During the New Zealand second innings, it was left-arm spinner Mitchell Santner who walked in to join Luke Ronchi at No.3 after opener Martin Guptil fell to a Vishal Dabholkar delivery at the slips.
It is unfair to judge the Kiwi tail with the runs they managed to score on the last day of the match. But the minutes they spent on crease will augur well for New Zealand once the Test series starts. Santner scored 8, but batted for 31 minutes. Doug Bracewell walked in next and stayed on for 35 minutes. Trent Boult batted for 53 minutes.
With an experienced Ronchi (107) scoring the bulk of runs on a slow Kotla track, the idea was to give the tailenders a chance to bat.

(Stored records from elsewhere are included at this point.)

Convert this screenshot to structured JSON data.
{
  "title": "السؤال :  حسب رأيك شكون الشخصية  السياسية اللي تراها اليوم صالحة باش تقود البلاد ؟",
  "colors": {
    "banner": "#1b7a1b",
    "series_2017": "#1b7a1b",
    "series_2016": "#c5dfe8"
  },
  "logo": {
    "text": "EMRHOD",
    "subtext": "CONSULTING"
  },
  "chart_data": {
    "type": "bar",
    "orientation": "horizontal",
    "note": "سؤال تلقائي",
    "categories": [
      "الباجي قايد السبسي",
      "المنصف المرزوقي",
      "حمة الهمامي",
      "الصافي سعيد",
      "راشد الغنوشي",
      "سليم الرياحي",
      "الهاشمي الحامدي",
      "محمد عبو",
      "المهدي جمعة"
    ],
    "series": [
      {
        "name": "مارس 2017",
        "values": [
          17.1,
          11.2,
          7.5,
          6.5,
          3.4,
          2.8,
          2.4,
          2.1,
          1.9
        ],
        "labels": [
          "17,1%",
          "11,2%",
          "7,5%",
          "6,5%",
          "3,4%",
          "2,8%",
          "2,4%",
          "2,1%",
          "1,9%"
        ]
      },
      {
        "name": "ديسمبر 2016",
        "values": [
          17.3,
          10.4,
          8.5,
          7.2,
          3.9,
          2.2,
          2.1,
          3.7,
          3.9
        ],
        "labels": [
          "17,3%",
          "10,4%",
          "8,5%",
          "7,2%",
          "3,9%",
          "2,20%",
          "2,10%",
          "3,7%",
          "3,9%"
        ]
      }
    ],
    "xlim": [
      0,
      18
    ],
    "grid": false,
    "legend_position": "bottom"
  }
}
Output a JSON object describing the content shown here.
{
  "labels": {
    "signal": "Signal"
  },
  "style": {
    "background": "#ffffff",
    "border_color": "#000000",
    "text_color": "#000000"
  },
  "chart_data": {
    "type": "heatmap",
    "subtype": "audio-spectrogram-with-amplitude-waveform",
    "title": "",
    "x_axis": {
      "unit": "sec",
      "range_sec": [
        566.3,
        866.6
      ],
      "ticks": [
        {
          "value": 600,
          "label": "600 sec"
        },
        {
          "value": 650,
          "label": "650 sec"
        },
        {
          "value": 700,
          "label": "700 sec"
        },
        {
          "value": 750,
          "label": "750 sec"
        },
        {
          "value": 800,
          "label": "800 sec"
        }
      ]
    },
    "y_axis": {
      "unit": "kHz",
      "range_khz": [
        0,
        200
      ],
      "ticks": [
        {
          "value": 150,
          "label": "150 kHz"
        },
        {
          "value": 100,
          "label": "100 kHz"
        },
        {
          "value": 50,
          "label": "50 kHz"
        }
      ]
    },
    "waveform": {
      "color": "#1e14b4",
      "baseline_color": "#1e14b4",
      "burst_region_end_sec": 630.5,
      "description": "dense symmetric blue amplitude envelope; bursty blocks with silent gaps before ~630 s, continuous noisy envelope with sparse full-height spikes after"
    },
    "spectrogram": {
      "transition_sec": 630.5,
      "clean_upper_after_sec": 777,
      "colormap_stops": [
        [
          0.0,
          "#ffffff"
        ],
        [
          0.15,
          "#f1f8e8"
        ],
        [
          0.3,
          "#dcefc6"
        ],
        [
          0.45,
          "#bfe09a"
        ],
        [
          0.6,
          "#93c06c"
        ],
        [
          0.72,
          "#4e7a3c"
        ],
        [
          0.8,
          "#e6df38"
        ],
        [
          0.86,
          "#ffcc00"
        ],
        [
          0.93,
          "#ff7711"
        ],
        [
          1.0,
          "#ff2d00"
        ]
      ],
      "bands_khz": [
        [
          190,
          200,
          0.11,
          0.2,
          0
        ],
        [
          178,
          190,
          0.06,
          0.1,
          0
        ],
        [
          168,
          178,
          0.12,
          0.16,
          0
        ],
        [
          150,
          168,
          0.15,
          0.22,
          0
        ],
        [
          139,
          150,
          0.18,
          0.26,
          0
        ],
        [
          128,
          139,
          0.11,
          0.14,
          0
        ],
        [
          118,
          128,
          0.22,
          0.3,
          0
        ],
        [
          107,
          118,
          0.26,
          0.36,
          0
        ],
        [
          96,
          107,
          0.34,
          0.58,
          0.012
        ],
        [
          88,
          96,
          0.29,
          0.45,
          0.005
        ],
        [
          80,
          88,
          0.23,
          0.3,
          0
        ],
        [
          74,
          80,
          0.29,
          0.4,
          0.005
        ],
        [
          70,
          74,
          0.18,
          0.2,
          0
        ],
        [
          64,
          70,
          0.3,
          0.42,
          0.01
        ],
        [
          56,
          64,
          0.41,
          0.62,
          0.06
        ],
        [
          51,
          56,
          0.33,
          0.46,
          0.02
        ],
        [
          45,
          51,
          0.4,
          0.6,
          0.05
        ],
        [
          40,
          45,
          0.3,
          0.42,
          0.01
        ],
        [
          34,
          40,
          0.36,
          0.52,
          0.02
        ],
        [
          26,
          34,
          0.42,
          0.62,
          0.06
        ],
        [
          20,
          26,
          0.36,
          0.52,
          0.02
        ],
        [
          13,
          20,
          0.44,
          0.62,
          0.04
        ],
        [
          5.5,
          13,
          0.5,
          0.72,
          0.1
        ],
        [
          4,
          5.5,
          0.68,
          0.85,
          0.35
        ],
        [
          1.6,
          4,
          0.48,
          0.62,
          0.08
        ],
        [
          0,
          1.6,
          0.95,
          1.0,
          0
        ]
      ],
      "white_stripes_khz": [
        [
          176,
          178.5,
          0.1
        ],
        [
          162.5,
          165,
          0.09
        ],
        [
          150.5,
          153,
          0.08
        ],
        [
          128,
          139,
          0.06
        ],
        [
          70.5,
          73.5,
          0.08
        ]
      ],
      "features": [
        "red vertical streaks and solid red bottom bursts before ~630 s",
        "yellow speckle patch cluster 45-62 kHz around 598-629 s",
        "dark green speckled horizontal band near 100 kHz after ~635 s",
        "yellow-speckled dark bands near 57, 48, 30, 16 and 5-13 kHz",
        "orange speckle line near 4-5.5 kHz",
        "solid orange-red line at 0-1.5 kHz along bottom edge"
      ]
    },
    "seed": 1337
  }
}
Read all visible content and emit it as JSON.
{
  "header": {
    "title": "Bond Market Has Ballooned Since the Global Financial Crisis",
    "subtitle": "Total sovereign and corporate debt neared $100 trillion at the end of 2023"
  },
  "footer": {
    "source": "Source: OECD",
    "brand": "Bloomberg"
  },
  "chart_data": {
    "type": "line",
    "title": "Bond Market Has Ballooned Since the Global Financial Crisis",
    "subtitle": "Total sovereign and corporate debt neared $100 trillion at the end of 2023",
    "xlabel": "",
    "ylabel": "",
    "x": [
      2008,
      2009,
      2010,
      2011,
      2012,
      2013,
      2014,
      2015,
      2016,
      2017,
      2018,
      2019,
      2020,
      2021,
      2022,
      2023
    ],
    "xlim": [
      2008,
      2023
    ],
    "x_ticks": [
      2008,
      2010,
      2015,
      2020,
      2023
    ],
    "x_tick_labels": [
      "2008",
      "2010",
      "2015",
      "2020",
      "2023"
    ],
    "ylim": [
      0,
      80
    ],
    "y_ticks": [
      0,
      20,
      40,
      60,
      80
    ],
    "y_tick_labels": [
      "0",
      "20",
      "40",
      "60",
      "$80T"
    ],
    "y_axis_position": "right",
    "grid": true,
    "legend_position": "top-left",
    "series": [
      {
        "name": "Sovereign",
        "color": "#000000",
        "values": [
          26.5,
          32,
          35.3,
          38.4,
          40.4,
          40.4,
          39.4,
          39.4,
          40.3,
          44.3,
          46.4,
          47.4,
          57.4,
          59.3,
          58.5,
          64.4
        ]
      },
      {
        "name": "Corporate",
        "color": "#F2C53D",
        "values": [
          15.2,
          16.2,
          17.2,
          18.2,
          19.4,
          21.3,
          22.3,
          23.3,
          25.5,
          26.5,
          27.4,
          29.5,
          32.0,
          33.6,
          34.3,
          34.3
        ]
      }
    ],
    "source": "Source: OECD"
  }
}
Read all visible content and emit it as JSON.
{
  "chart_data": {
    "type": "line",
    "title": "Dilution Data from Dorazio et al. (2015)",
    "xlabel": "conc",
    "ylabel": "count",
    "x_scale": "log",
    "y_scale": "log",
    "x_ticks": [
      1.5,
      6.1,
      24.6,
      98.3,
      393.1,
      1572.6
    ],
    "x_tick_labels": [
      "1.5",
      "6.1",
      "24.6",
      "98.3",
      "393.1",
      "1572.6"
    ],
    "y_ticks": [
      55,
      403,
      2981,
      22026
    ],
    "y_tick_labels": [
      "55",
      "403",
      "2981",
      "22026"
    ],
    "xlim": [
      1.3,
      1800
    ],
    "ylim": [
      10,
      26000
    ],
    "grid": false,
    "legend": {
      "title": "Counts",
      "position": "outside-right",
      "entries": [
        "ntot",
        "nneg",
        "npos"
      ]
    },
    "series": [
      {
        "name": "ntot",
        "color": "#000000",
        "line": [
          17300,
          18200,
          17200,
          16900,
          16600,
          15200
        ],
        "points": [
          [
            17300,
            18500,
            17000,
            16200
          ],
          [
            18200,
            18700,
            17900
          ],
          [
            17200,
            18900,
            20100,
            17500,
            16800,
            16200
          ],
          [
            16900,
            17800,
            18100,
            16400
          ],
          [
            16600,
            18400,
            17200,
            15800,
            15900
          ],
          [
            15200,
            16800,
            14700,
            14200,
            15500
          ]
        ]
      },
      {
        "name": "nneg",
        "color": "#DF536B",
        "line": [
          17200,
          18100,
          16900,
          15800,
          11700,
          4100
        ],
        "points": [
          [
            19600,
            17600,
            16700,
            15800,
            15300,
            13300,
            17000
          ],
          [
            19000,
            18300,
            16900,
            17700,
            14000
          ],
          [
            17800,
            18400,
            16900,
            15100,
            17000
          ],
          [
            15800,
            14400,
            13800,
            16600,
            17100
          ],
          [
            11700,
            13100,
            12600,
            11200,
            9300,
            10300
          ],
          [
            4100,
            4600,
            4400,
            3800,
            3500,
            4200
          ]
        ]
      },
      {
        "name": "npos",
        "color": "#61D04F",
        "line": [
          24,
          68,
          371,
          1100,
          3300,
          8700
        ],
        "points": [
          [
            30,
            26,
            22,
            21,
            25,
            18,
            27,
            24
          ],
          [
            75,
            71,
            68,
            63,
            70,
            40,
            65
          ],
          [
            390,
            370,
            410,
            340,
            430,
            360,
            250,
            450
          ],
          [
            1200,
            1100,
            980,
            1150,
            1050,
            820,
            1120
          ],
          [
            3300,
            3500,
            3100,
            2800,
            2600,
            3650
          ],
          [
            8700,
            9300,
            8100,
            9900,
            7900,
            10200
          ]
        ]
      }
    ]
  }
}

“I think they (tailenders) are very capable of doing that,” said Ronchi. “In the Test matches, we are going to need everyone to contribute to win games. So the more you can gain from this sort of situation, the more you can bat with them and talk to them while they are batting. You can learn some things and might be able to teach a few things as well.”
Tailenders’ contributing with the bat might prove critical for the visitors in the upcoming series. Last year, when India beat South Africa in the Test series on turning tracks, it were important contributions from Ravindra Jadeja and Ravichandran Ashwin that helped India come out of sticky situations. Had Jadeja and Ashwin failed to score with the bat, the result could have been different.
An aggressive approach from the tail could put the pressure back on the bowling side. The runs are a bonus, of course.
At Mohali last year, Jadeja jumped out generously to loft the South African spinners over the head to collect quick runs. That troubled the spinners and they were forced to change their lengths. Short deliveries on a slow turner gave Jadeja more time to whack it to the ropes.
With the Kanpur wicket also expected to spin, the New Zealand lower-order was trying to step out and take on the spinners. On Sunday, Santner, Bracewell and Boult kept charging down the track to disturb the rhythm of the Mumbai bowlers. Boult even tried reverse sweeps and got some quick runs.
“We have got some net sessions left before the first test,” added Ronchi. “The batsmen will try to hit as many balls in the nets, and the bowlers will go about their job, working out game plans so you go into game with full confidence.”